The device consists of two complementary devices: a 16-F outer-diameter deflectable guide sheath (Heli-FX Guide) and an electromechanical delivery device (Heli- FX Applier) that implants the EndoAnchor (Figure 3). The EndoAnchor itself is a helical “screw-like” implant with an atraumatic conical tip and is made of a metal alloy. It is 4.5 mm in length, 3 mm in diameter, and made of a round wire that measures 0.5 mm in diameter. A minimum of four EndoAnchors are recommended for aortic necks up to 29 mm in diameter, and at least six EndoAnchors are needed for larger necks. It features a tapered needlepoint that allows penetration through diffusely calcified vascular tissue but prevents overpenetration through the adventitia of the aortic wall while still being able to withstand a force of 20 N (in a silastic model).26

The use of EndoAnchors has been studied with an array of different endografts, including Zenith (Cook Medical), Endurant (Medtronic, Inc., Santa Rosa, CA), Excluder (Gore & Associates, Flagstaff, AZ), Talent (Medtronic, Inc.), and AneuRx (Medtronic, Inc.).27,28 The Heli-FX Thoracic EndoAnchor system is indicated for use in patients with type 1 endoleak or migration, as well as managing “bird-beaking” of stent grafts in the arch. So far, there have been no reported cases of type III endoleak formation due to graft tears at the anchor site.

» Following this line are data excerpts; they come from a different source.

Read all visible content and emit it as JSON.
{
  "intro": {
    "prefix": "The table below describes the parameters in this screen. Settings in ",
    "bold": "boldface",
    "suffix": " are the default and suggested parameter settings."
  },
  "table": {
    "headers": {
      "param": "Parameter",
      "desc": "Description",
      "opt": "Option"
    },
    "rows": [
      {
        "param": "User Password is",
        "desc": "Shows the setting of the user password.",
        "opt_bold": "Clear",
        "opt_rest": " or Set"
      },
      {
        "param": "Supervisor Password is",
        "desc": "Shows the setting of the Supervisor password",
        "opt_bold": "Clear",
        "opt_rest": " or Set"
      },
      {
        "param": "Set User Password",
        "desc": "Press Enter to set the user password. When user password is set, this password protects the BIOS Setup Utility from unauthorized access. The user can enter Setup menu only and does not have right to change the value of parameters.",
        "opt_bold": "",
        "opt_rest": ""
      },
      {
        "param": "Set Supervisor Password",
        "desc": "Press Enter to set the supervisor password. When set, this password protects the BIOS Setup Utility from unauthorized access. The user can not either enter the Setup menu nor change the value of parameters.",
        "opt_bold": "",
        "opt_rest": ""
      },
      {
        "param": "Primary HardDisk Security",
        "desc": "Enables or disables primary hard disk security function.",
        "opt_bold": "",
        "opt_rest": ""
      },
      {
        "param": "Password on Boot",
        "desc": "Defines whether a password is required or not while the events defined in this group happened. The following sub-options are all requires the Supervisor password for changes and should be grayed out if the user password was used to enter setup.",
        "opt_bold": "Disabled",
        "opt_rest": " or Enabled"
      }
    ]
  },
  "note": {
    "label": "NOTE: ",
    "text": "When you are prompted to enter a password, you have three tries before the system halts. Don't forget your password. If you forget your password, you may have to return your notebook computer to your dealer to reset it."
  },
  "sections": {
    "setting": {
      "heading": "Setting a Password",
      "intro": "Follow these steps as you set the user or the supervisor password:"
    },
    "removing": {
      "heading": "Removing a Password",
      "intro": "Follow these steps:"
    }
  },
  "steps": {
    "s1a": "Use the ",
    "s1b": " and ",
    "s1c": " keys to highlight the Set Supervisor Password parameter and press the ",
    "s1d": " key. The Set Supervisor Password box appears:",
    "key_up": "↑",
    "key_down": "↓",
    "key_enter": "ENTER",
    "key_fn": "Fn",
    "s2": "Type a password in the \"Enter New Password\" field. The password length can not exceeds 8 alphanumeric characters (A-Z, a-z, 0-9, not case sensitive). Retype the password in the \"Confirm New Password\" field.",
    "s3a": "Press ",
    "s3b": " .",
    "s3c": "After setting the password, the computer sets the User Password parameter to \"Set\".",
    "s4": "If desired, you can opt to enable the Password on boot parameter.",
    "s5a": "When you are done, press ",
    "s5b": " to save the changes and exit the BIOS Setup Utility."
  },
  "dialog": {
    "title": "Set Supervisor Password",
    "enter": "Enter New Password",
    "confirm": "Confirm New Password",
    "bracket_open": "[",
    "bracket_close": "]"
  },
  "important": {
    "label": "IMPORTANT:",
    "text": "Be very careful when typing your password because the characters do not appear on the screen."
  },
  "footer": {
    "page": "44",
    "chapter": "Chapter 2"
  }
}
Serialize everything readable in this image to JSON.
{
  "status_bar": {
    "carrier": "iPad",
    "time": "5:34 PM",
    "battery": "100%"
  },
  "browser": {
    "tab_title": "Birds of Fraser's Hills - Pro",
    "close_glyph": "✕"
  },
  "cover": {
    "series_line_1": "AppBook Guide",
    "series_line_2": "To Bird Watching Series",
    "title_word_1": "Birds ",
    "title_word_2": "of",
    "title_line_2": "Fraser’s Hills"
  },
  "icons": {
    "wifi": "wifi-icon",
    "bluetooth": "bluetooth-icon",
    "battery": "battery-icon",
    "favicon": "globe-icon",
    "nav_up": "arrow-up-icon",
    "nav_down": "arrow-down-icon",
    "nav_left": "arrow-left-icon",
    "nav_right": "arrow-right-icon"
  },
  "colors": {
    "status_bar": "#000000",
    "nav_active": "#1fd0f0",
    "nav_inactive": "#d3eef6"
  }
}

Endovascular techniques for managing EL1 have evolved so that the aortic interventionist has an armamentarium of tools, which can be tailored to each individual case. These include the addition of balloon-mounted stents or EndoAnchors to improve fixation or embolization of either the sac or endoleak tract to decrease inflow. These techniques, as well as evolving mechanisms of extending the landing zone to help prevent EL1 in the first place (eg, fenestrated grafts or snorkels/ chimneys) should help decrease rupture rates and improve outcomes.

John Moriarty, MD, is a vascular and interventional radiologist at UCLA Medical Center and Assistant Clinical Professor at the David Geffen School of Medicine at UCLA in Los Angeles, California. He has disclosed that he has no financial interests related to this article. Dr. Moriarty may be reached at jmoriarty@mednet.ucla.edu.

Mahmood K. Razavi, MD, FSIR, FSVM, is Director, Department of Clinical Trials, St. Joseph Heart & Vascular Center in Orange, California. During the last 12 months, Dr. Razavi has been an advisor to Abbott Vascular, Covidien, Boston Scientific, Bard, TriVascular, and Veniti, and received grant funding from Gore & Associates.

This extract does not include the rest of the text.